Nowadays, almost every important decision is made by a group, from a board of directors setting policy for a major corporation to employees drafting a business presentation.
But what makes a group effective? The answer might come down to gender.
A team of professors from MIT, Carnegie Mellon and Union College have published research suggesting that just as some people are smarter than others, some groups are smarter than others. There is a “c factor’’ for collective intelligence that isn’t strongly correlated with members’ intelligence but, rather, with the number of females in the group.
The first of the studies grouped 697 participates into teams of two to five members. Each team worked together to complete a series of tasks, which were selected to represent different kinds of problems in a real-world environment. Tasks included logical analysis, brainstorming and planning.
The researchers gave each participant an I.Q. test, but surprisingly teams with higher I.Q.s didn’t perform better than teams with lower I.Q.s. Nor did teams with more extroverted people or teams with more motivated participants.

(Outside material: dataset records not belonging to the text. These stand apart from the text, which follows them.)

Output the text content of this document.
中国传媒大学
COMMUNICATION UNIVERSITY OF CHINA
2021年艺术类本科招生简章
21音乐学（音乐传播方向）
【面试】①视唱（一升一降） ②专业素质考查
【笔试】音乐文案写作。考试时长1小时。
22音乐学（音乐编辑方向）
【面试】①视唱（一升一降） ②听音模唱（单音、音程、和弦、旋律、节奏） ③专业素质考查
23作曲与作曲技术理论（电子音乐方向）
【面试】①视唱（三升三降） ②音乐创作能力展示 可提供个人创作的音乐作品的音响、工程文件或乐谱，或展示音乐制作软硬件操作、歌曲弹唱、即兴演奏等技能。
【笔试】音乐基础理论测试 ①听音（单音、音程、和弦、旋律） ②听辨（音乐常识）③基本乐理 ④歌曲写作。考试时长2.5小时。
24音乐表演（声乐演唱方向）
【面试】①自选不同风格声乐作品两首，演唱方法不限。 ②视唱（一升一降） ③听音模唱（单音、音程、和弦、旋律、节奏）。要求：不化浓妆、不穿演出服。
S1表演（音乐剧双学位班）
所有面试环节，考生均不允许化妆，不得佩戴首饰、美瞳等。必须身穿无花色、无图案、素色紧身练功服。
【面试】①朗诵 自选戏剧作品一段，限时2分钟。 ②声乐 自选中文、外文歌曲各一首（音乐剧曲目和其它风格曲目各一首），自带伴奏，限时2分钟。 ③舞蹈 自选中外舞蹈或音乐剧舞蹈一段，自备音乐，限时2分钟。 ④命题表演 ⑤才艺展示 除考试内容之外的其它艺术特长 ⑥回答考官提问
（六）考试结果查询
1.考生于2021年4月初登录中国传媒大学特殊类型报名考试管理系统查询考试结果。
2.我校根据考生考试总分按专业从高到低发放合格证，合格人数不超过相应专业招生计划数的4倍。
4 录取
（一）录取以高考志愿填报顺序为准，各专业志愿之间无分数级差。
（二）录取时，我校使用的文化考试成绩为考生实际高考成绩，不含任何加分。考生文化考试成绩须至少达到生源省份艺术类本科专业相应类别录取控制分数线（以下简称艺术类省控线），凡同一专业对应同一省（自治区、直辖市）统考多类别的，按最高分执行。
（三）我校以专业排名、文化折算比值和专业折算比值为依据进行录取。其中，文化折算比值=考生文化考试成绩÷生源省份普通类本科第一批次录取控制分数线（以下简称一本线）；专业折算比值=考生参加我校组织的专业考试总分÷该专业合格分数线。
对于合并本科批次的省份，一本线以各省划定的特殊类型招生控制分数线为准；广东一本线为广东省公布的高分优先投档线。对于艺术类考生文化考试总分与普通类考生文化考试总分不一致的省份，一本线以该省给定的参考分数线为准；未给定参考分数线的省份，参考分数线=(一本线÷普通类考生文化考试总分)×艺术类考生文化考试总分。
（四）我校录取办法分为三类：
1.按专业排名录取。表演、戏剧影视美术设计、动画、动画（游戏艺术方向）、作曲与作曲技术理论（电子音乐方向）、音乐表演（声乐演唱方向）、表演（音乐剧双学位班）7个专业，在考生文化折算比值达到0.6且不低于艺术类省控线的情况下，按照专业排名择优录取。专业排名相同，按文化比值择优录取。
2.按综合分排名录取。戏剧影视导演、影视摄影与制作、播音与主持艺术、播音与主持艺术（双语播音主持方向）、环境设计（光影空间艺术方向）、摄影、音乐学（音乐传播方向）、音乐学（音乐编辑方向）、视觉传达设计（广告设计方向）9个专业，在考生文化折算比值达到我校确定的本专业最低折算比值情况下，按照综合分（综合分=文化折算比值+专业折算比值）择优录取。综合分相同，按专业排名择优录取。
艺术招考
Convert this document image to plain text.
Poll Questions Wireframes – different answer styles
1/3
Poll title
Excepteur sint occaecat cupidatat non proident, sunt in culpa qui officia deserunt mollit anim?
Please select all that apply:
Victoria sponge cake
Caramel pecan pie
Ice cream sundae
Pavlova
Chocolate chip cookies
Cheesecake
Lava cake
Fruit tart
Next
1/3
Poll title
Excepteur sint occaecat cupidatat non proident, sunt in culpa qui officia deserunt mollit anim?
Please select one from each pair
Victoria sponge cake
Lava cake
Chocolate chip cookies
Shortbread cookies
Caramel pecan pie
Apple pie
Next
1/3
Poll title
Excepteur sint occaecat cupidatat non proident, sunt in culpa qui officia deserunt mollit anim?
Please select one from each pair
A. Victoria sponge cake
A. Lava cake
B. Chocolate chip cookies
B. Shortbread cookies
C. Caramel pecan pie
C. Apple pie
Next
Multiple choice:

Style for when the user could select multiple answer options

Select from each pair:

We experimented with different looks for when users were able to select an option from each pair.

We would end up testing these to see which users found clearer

Instead, the smarter teams shared three characteristics. First, the members contributed more equally to the team’s discussion, rather than few people dominating the group. Second, the members scored higher on a test that measures how well people read someone’s mind just through their face. Last, teams with more women outperformed teams with more men, something that was partly explained by the fact that women were better at mindreading than men.
More recently, researchers conducted a similar, follow-up study that divided the teams into two categories, those that worked face-to-face and those that worked online using Skype, email and other remote means. Notably, the smarter teams had the same characteristics as the smarter teams in the other studies.
The studies were performed by Anita Woolley, a professor at the Tepper School of Business at Carnegie Mellon, Thomas Malone, a professor at the M.I.T. Sloan School of Management and Christopher Chabris, a professor of psychology at Union College. The first was published in 2010. The second was published in December.
At a time when many argue that the Internet can destroy interpersonal skills and ruin emotional intelligence, these studies suggest that isn’t the case. Sensitive people can read a person’s emotions when face-to-face and through text messages.
And if women are able to do that more effectively than men, that could become more justification for closing the male-female wage gap.